In order to assign consecutive partitions (vertices and/or their edges) to each parallel processor, we initially divide partitions and assign a number of consecutive partitions to each thread. Then, we specify the order of victim threads in the work-stealing process. During the initialization of LaganLighter parallel processing environment (in initialize_omp_par_env() function defined in file omp.c), for each thread, we create a list of threads as consequent victims of stealing.

A thread, first, steals jobs (i.e., partitions) from consequent threads in the same NUMA node and then from the threads in consequent NUMA nodes. As an example, the following image shows the stealing order of a 24-core machine with 2 NUMA nodes. This shows that thread 1 steals from threads 2, 3, …,11, and ,0 running on the same NUMA socket and then from threads 13, 14, …, 23, and 12 running on the next NUMA socket.

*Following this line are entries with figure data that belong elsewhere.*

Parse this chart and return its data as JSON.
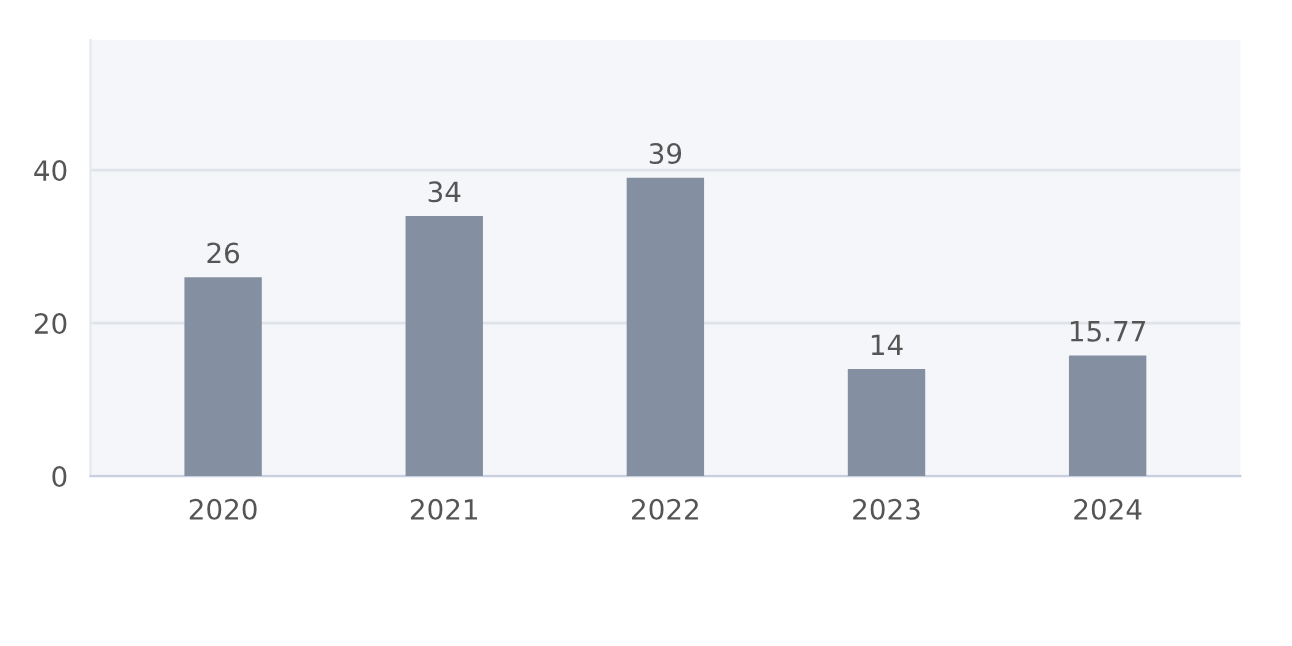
{
  "chart_data": {
    "type": "bar",
    "categories": [
      "2020",
      "2021",
      "2022",
      "2023",
      "2024"
    ],
    "values": [
      26,
      34,
      39,
      14,
      15.77
    ],
    "color": "#8490a1",
    "ylim": [
      0,
      57
    ],
    "yticks": [
      0,
      20,
      40
    ],
    "grid": "y",
    "data_labels": true
  }
}
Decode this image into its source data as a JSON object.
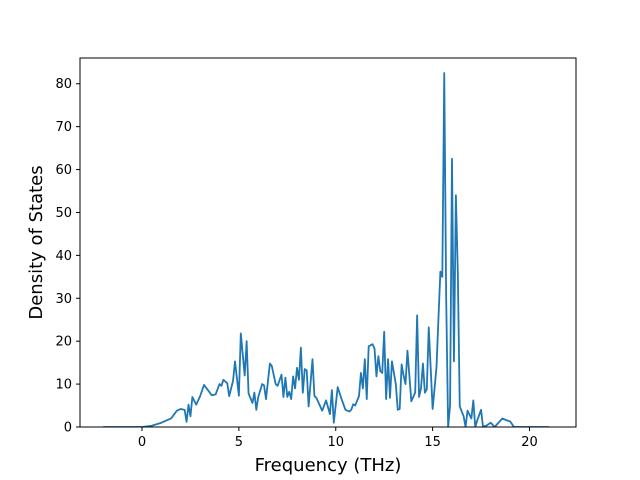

We use dynamic_partitioning_...() functions (in file partitioning.c) to process partitions by threads in the specified order. A sample code is in the following:

struct dynamic_partitioning* dp = dynamic_partitioning_initialize(pe, partitions_count);

#pragma omp parallel  
{
   unsigned int tid = omp_get_thread_num();
   unsigned int partition = -1U;		

   while(1)
   {
      partition = dynamic_partitioning_get_next_partition(dp, tid, partition);
      if(partition == -1U)
	 break; 

      for(v = start_vertex[partition]; v < start_vertex[partition + 1]; v++)
      {
	// ....
       }
   }
}

dynamic_partitioning_reset(dp);

Bugs & Support

As “we write bugs that in particular cases have been tested to work correctly”, we try to evaluate and validate the algorithms and their implementations. If you receive wrong results or you are suspicious about parts of the code, please contact us or submit an issue.

License

Licensed under the GNU v3 General Public License, as published by the Free Software Foundation. You must not use this Software except in compliance with the terms of the License. Unless required by applicable law or agreed upon in writing, this Software is distributed on an “as is” basis, without any warranty; without even the implied warranty of merchantability or fitness for a particular purpose, neither express nor implied. For details see terms of the License.